In the end you have those “rough men who stand ready to do violence on their behalf” as George Orwell said. And we celebrate those men and women for their sacrifice to safeguard us all. But it sheds some light as to why so many are haunted by what they’ve experienced. Coping with this season of violence and death is, at its core, the antithesis for how we were created to live. It is why these men and women need our support even as they leave those chapters of their lives behind.
However, this process of becoming more comfortable with the destruction of others is not just something that happens in war or by deranged lunatics in our midst.
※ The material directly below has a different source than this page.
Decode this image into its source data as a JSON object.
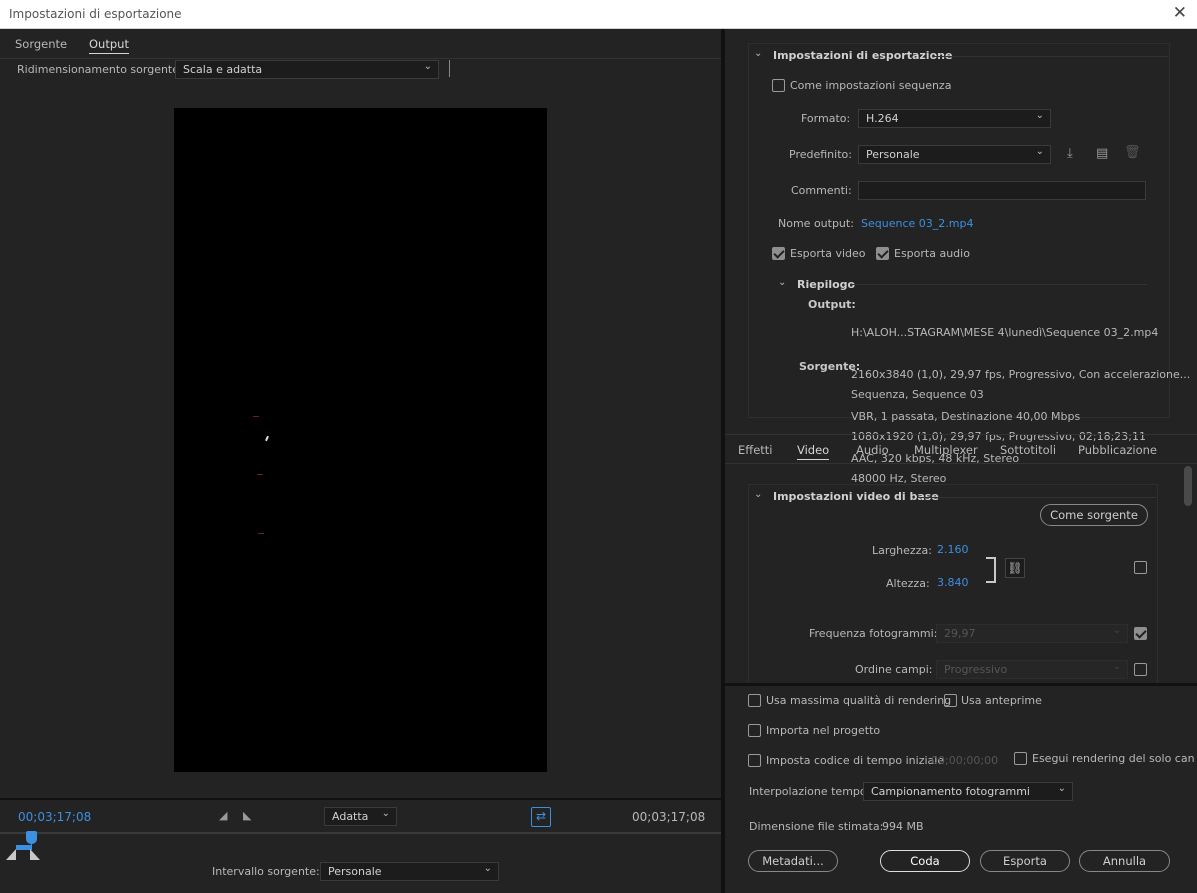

This process of degrading someone’s humanity can happen within us every day.
From pangs of hate cultivated through our conversations come racism, oppression…anything that allows us to greet our brothers and sisters not with compassion and respect, but with disdain.
“They” are good for nothing. “They” take our jobs. “They” don’t believe what I believe. “They” do things that I don’t like.
Never mind God loves “them.” Every one of them. Never mind that, right?
We can choose to either build others up or, through malicious talk, work toward the end goal of reducing another person to a non-human. People often say “you shouldn’t use bad words…it’s in the Bible.” Sort of. The admonition against saying words in anger to curse (and thus make worthless) other humans is in the Bible. Those curses and angry words usually involve profane words. However the spirit behind this command is not to keep us from saying naughty words. It is the urging for us to not tear each other down in what we say–to not degrade the humanity of others by de-valuing them.
In small ways every day, we move away from the ideals of compassion and toward murderous intent. We may not think we’re cultivating murderous intent, but the movements are subtle.
Instead of rushing to the aid of those hurting, we grow complacent to let them suffer. Eventually we say we’d be better off without them. And if someone shipped them off…or shot them, that’d be fine too for all we’re concerned.
I think we can choose to see people as people. Bums, immigrants, people of other faiths, of other orientations. They are people. They are created in the image of God to create. They are loved.
Truth should not be compromised. And neither should love.
Don’t cultivate murderous intent, no matter how small.